The line plays the muse in his works, and not just in his paintings. It takes a life of its own, also in his linocuts, etchings and drawings. It is bold, well-defined and appears to be sure of its purpose. Sometimes it’s a single stroke of black ink or crayon that defines the work, at other times it’s
a small, repetitive incision that brings the work together. But the line is always emphatic and captures the viewer’s attention.

“When I look at the faces, the strong lines, I am reminded of Abanindranath Tagore’s masks. I think Shaw must have drawn inspiration from there.

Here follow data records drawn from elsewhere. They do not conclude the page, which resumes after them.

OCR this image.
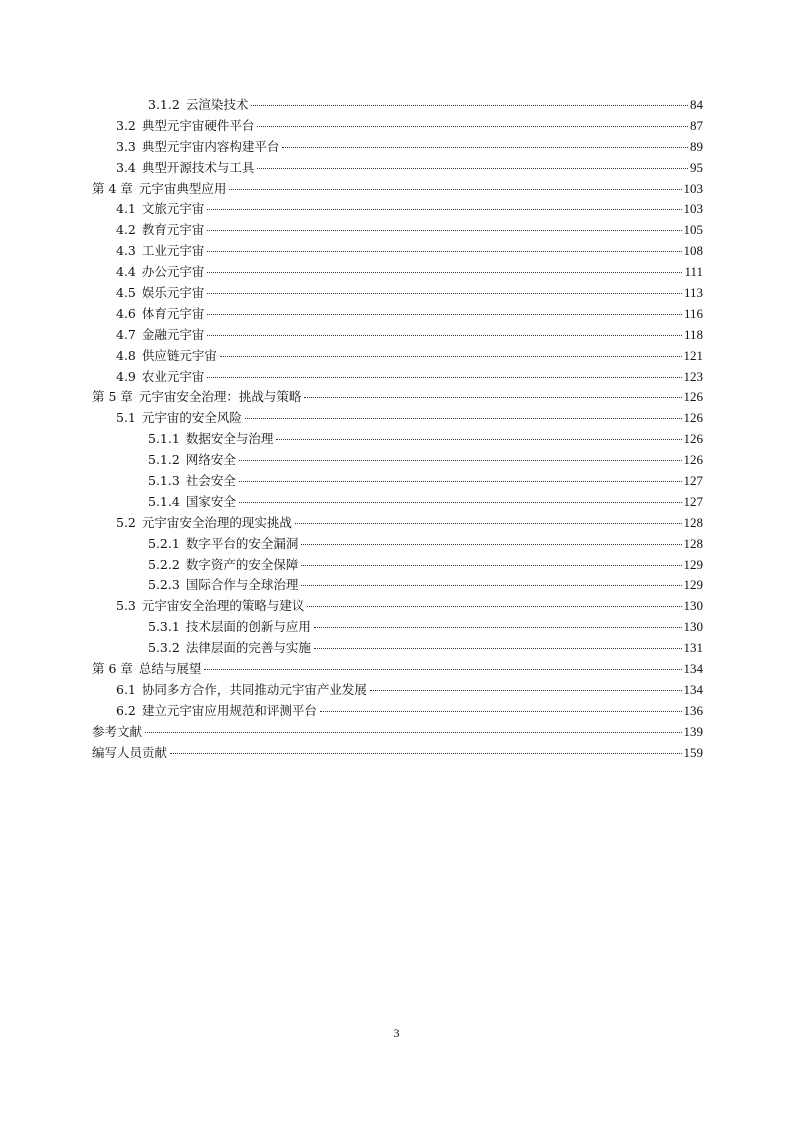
3.1.2 云渲染技术	84
3.2 典型元宇宙硬件平台	87
3.3 典型元宇宙内容构建平台	89
3.4 典型开源技术与工具	95
第 4 章 元宇宙典型应用	103
4.1 文旅元宇宙	103
4.2 教育元宇宙	105
4.3 工业元宇宙	108
4.4 办公元宇宙	111
4.5 娱乐元宇宙	113
4.6 体育元宇宙	116
4.7 金融元宇宙	118
4.8 供应链元宇宙	121
4.9 农业元宇宙	123
第 5 章 元宇宙安全治理：挑战与策略	126
5.1 元宇宙的安全风险	126
5.1.1 数据安全与治理	126
5.1.2 网络安全	126
5.1.3 社会安全	127
5.1.4 国家安全	127
5.2 元宇宙安全治理的现实挑战	128
5.2.1 数字平台的安全漏洞	128
5.2.2 数字资产的安全保障	129
5.2.3 国际合作与全球治理	129
5.3 元宇宙安全治理的策略与建议	130
5.3.1 技术层面的创新与应用	130
5.3.2 法律层面的完善与实施	131
第 6 章 总结与展望	134
6.1 协同多方合作，共同推动元宇宙产业发展	134
6.2 建立元宇宙应用规范和评测平台	136
参考文献	139
编写人员贡献	159
3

He is brutal in the way he brings these people alive,” says Ina Puri, who curated a retrospective of the artist recently at Delhi’s Bikaner House.

Organised by Kolkata-based gallery Art Exposure, the show, titled Lalu Prasad Shaw––Early and Recent Works, had on display 75 of the artist’s works, starting with early academic graphics and drawings to the figurative paintings in tempera that chronicle the artist’s seven-decade-long creative journey.

“Everybody interprets his graphics differently. When Shaw works with burin (an engraving tool used in printmaking), what is it that he’s doing? The images are non-representational but concealed in his stark black and white lines, there’s a lot happening,” Puri continues.

Born in 1937, Shaw lived through the turbulent years of Partition and the Bengal famine. The Naxal uprising in the east seeped into his works as well. “His graphics are abstract expressions. In strong lines and boundaries, one can see the pain of Partition,” says artist Debashish Mukherjee, who conducted a walkthrough of the show.

Puri recalls fellow printmaker and artist KG Subramanyan saying that he could see many different emotions in Shaw’s graphic works from love and happiness to loneliness. Shaw, who currently lives and works in Kolkata, broke into the Indian art scene during the Sixties when the art world was seeing a resurgence of printmaking. He worked alongside Bengal greats such as Somnath Hore and Sanat Kar. Shaw graduated from Calcutta’s Government College of Art, where he learnt European techniques to create watercolour paintings, working with oils, and portraiture, but he was always on the lookout for
a style of his own.

The artist found himself drawn to indigenous styles. Soon elements from the Kalighat pat paintings and the Mughal miniatures emerged in his practice. An example of the reinterpretation of the pattachitra features a cat and a fish. Part of the Delhi show, its simplistic figurative form, executed in Shaw’s familiar deft lines, is arresting.

“The sensitivity with which he makes these drawings––dogs, pigs or the boar––is incredible,” Puri says.
Talking about Shaw’s babu-bibi portraits, she explains, “There are double borders on these works seen in the Mughal miniature paintings. The framing too is done in a way that it looks almost like the artist is taking a photograph in an old-fashioned studio.”

But, is his practice, rooted so firmly in a bygone era, still relevant?

According to Mukherjee, the simplicity of Shaw’s works keeps them pertinent. “Shaw might not come across as a political artist, because his works capture the mundane daily life, but daily life is also political,” says the Noida-based artist.

Puri agrees. Besides Shaw’s works marking a significant period in Bengal’s art history, they are “completely original”. “His paintings leave the viewer perplexed. Shaw’s approach is that of
a modernist, but his concerns are contemporary,” she says.